Tagging @edilmo and @abhipatel12 who should review this from the Google side. 👍

jackwotherspoon avatar Nov 26 '25 16:11 jackwotherspoon

Thank you both for taking a look!

@KristofStroobants for your questions:

  1. Does a hook-script need to be .sh?

No, any executable that can:

  1. Read JSON from stdin
  2. Output JSON to stdout
  3. Exit with appropriate code (0=success, 1=warning, 2=block)

Works with bash, python, node, ruby, go, rust, etc...

Python example, tested as working:

#!/usr/bin/env python3
import sys
import json

# Read JSON from stdin
input_data = json.load(sys.stdin)

event = input_data.get('hook_event_name', 'unknown')
prompt = input_data.get('prompt', '')

# Log to file
with open('/tmp/gemini_hook.log', 'a') as f:
    f.write(f"Event: {event}, Prompt: {prompt[:50]}...\n")

# Return JSON response
print(json.dumps({"continue": True}))

Node.js example, tested as working:

#!/usr/bin/env node
const fs = require('fs');

let input = '';
process.stdin.on('data', chunk => input += chunk);
process.stdin.on('end', () => {
  const data = JSON.parse(input);
  fs.appendFileSync('/tmp/hook.log', `${data.hook_event_name}\n`);
  console.log(JSON.stringify({ continue: true }));
});
  1. Global (~/.gemini/) vs project-specific hooks?

Both work.

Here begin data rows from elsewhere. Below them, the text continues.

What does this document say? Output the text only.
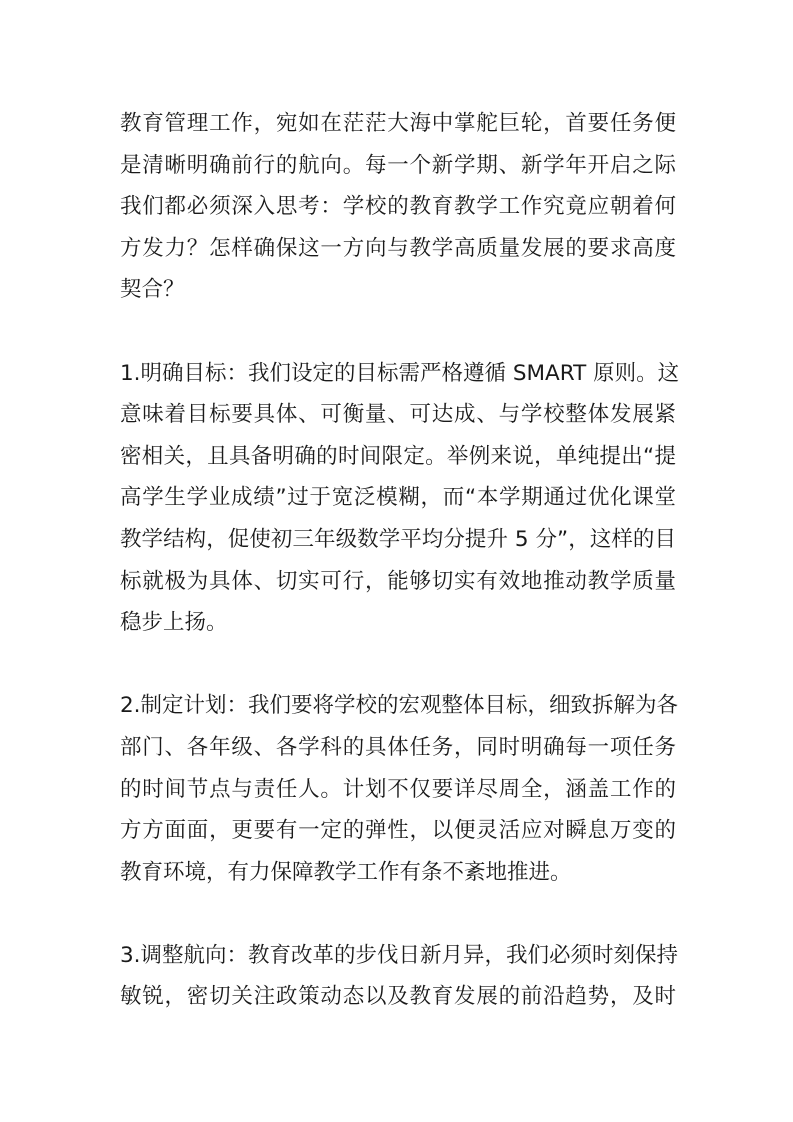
教育管理工作，宛如在茫茫大海中掌舵巨轮，首要任务便
是清晰明确前行的航向。每一个新学期、新学年开启之际
我们都必须深入思考：学校的教育教学工作究竟应朝着何
方发力？怎样确保这一方向与教学高质量发展的要求高度
契合？
1.明确目标：我们设定的目标需严格遵循 SMART 原则。这
意味着目标要具体、可衡量、可达成、与学校整体发展紧
密相关，且具备明确的时间限定。举例来说，单纯提出“提
高学生学业成绩”过于宽泛模糊，而“本学期通过优化课堂
教学结构，促使初三年级数学平均分提升 5 分”，这样的目
标就极为具体、切实可行，能够切实有效地推动教学质量
稳步上扬。
2.制定计划：我们要将学校的宏观整体目标，细致拆解为各
部门、各年级、各学科的具体任务，同时明确每一项任务
的时间节点与责任人。计划不仅要详尽周全，涵盖工作的
方方面面，更要有一定的弹性，以便灵活应对瞬息万变的
教育环境，有力保障教学工作有条不紊地推进。
3.调整航向：教育改革的步伐日新月异，我们必须时刻保持
敏锐，密切关注政策动态以及教育发展的前沿趋势，及时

For example could look like this:

/home/kst/projects/Auxilium/
├── .gemini/
│   ├── settings.json      
│   └── hooks/
│       └── context-log.sh
├── .gemini-context.log    

Project settings.json:

{
  "hooks": {
    "BeforeAgent": [
      {
        "hooks": [{
          "type": "command",
          "command": ".gemini/hooks/context-log.sh"
        }]
      }
    ],
    "AfterTool": [
      {
        "hooks": [{
          "type": "command",
          "command": ".gemini/hooks/context-log.sh"
        }],
        "matcher": ".*"
      }
    ]
  }
}

So lets see if i understand this correctly. It first reads the .gemini in the home directory and then it overwrites whatever is in there with (if it exisits) the .gemini in the projects folder?

Thanks for your help btw. I will try out your logger script. Happy to hear it can be any language. My main language is PowerShell. Been postponing learning python for a while now.